Qualquer construtora que altere projeto de habitação popular para aumentar lucros, mesmo obtendo posteriormente o aval da prefeitura do município e tendo pago novas taxas, deixou de seguir o plano diretor municipal que previa na área outros tipos de moradia.
Sendo assim, independentemente do pagamento efetuado ao município, a empresa deve ser condenada por dano moral coletivo.
Foi esse o entendimento do Superior Tribunal de Justiça (STJ), por unanimidade, durante o julgamento do Recurso Especial (REsp) Nº 2.182.775 realizado pelos integrantes da 4ª Turma da Corte.
Os ministros negaram provimento ao pedido da Tatuí Santo André Empreendimento Imobiliário SPE Ltda, que queria mudar decisão do Tribunal de Justiça de São Paulo (TJSP). O TJSP condenou a empresa ao pagamento de R$ 1 milhão, mas a construtora argumentou que não cabiam mais ressarcimento por dano moral ao caso.
Conforme consta nos autos, o projeto já tinha sido aprovado como Habitação de Mercado Popular (HMP), mas a construtora alterou a planta sem autorização e em desacordo com o estabelecido inicialmente. Dentre as mudanças, foi incluído um segundo banheiro nas unidades habitacionais (o que transformou um dos quartos em suíte).

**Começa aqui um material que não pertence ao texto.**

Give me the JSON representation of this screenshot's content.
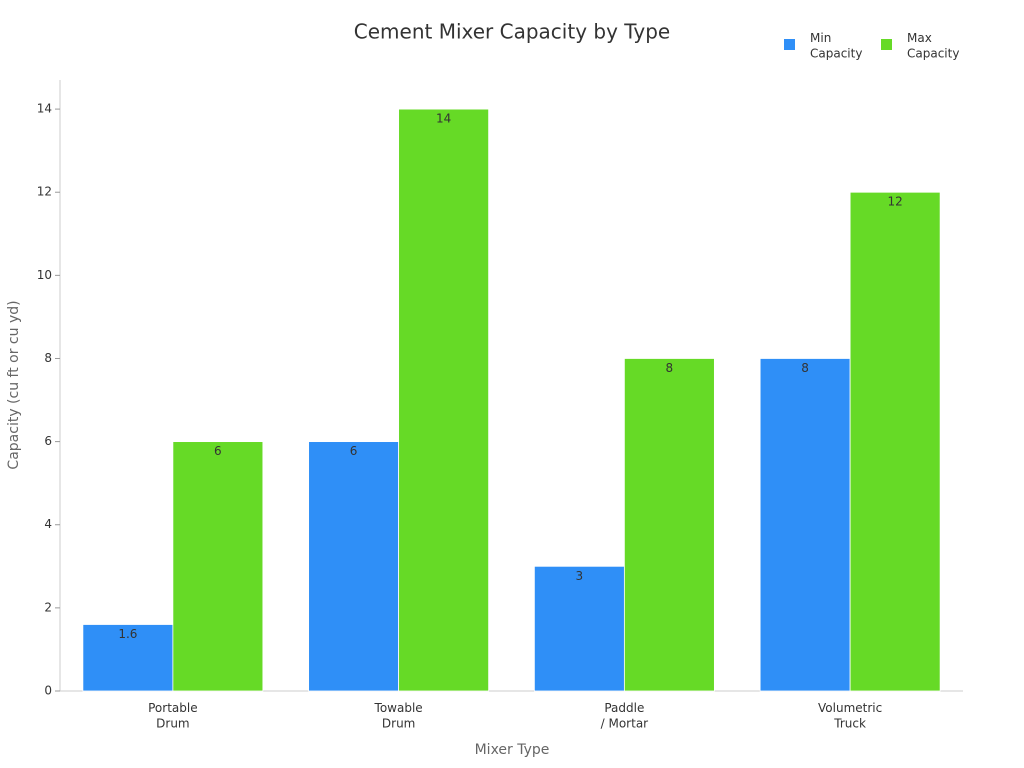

A avaliação de técnicos foi de que com a alteração, a construtora elevou indevidamente o padrão do empreendimento, comprometendo o acesso da população de baixa renda à moradia e distorcendo a finalidade social do projeto.
O Ministério Público de São Paulo (MPSP) ajuizou ação civil pública contra a construtora com o argumento de que a modificação violava o planejamento urbano do município e tinha como objetivo obter vantagem indevida, em prejuízo da coletividade.
O MP acrescentou que, como a alteração foi realizada depois da concessão do habite-se e da vistoria municipal, ficou comprovada a premeditação com o objetivo de aumentar o valor dos imóveis.
Pagamento de outorga
Em primeiro grau, o juízo condenou a construtora ao pagamento de indenização por dano moral coletivo de R$ 3,8 milhões. Ao julgar recurso da empresa, o TJSP manteve a condenação, mas reduziu o valor da indenização para R$ 1 milhão. Foi quando o caso subiu para o STJ
No Tribunal Superior, a Tatuí Santo André se justificou dizendo que não caberia condenação, porque após as mudanças feitas no projeto procurou a prefeitura, que enquadrou a obra em outra legislação e exigiu o pagamento de outorga onerosa.
Também alegou que a alteração do empreendimento não causou qualquer prejuízo à coletividade, nem gerou desequilíbrio ambiental ou econômico.
Mas ao avaliar o recurso, o relator do processo no STJ, ministro Antonio Carlos Ferreira, ressaltou que a Lei Municipal 8.696/2004, de Santo André (SP), estabelece que projetos de HMP são destinados especificamente à população com renda entre seis e dez salários mínimos.
A mesma legislação, segundo ele, determina que tais habitações sejam limitadas a um banheiro e a uma vaga de garagem por unidade, o que permite ao empreendedor um aproveitamento maior do terreno.
Burlou fiscalização
De acordo com o ministro relator, a empresa responsável pelo empreendimento, após se beneficiar dos incentivos concedidos pelo enquadramento como HMP, deliberadamente modificou o projeto, aumentando de forma substancial o padrão dos imóveis.
“Ficou evidente o intuito de burlar a fiscalização e maximizar o lucro, em detrimento da função social da propriedade e do direito à moradia”, enfatizou o magistrado, no seu voto.
Ferreira classificou a conduta como grave por três motivos: fraude premeditada; uso indevido de incentivos urbanísticos voltados à habitação social; e descaracterização do programa.
“Tais circunstâncias ultrapassam a mera ilegalidade para configurar verdadeira afronta aos valores fundamentais que norteiam a política habitacional e o planejamento urbano”, enfatizou o magistrado, ao acrescentar que isso prejudicou para muitas famílias de baixa renda o direito à moradia digna constitucionalmente assegurado.
Dano moral coletivo
Para o ministro, o fato de a construtora ter violado valores fundamentais da sociedade já configura o dano moral coletivo e não há motivo para se falar em retirada dessa penalidade pelo fato de ter posteriormente pago algumas taxas.
“O dano moral coletivo prescinde da comprovação de dor ou sofrimento, bastando demonstração da gravidade da violação aos valores fundamentais”, ressaltou, ao frisar que a manutenção da condenação do TJSP é necessária para “reafirmar a intangibilidade dos valores sociais violados e desestimular condutas semelhantes”.